追踪 Groq
当使用 Groq 时,MLflow Tracing 提供了自动追踪功能。通过调用 mlflow.groq.autolog()
函数启用 Groq 自动追踪后,使用 Groq SDK 将在交互式开发过程中自动记录生成的追踪信息。
请注意,仅支持同步调用,异步 API 和流式方法不会被追踪。
示例用法
import groq
import mlflow
# Turn on auto tracing for Groq by calling mlflow.groq.autolog()
mlflow.groq.autolog()
client = groq.Groq()
# Use the create method to create new message
message = client.chat.completions.create(
model="llama3-8b-8192",
messages=[
{
"role": "user",
"content": "Explain the importance of low latency LLMs.",
}
],
)
print(message.choices[0].message.content)
令牌(Token)用量
MLflow >= 3.2.0 版本支持对 Groq 的令牌用量进行追踪。每次 LLM 调用的令牌用量将被记录在 mlflow.chat.tokenUsage
属性中。整个追踪过程中的总令牌用量将在追踪信息对象的 token_usage
字段中提供。
import json
import mlflow
mlflow.groq.autolog()
client = groq.Groq()
# Use the create method to create new message
message = client.chat.completions.create(
model="llama3-8b-8192",
messages=[
{
"role": "user",
"content": "Explain the importance of low latency LLMs.",
}
],
)
# Get the trace object just created
last_trace_id = mlflow.get_last_active_trace_id()
trace = mlflow.get_trace(trace_id=last_trace_id)
# Print the token usage
total_usage = trace.info.token_usage
print("== Total token usage: ==")
print(f" Input tokens: {total_usage['input_tokens']}")
print(f" Output tokens: {total_usage['output_tokens']}")

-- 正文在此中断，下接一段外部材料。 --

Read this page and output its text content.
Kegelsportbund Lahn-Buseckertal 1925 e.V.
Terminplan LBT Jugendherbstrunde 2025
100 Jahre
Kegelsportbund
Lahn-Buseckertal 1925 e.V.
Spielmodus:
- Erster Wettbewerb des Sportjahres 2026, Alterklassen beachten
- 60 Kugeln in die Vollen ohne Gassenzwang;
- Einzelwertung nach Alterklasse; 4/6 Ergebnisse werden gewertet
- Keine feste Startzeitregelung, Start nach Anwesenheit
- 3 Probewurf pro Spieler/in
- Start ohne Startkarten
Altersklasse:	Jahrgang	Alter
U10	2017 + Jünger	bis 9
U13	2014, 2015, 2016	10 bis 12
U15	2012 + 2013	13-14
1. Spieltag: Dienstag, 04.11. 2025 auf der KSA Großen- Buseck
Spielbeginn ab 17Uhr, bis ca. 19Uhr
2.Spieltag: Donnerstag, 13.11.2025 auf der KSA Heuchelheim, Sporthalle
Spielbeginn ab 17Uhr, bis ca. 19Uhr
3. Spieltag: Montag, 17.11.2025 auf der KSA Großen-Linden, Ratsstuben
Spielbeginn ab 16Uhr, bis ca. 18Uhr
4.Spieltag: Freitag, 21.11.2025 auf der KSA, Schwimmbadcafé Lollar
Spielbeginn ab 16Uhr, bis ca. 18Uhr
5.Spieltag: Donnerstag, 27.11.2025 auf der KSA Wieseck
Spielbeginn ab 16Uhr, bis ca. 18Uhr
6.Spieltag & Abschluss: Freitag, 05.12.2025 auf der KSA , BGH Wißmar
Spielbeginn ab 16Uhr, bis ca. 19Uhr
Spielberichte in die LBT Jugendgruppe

print(f" Total tokens: {total_usage['total_tokens']}")
# Print the token usage for each LLM call
print("\n== Detailed usage for each LLM call: ==")
for span in trace.data.spans:
if usage := span.get_attribute("mlflow.chat.tokenUsage"):
print(f"{span.name}:")
print(f" Input tokens: {usage['input_tokens']}")
print(f" Output tokens: {usage['output_tokens']}")
print(f" Total tokens: {usage['total_tokens']}")
== Total token usage: ==
Input tokens: 21
Output tokens: 628
Total tokens: 649
== Detailed usage for each LLM call: ==
Completions:
Input tokens: 21
Output tokens: 628
目前,Groq 的令牌用量追踪不支持音频转录和音频翻译功能。
禁用自动跟踪
可以通过调用 mlflow.groq.autolog(disable=True)
或 mlflow.autolog(disable=True)
来全局禁用 Groq 的自动追踪。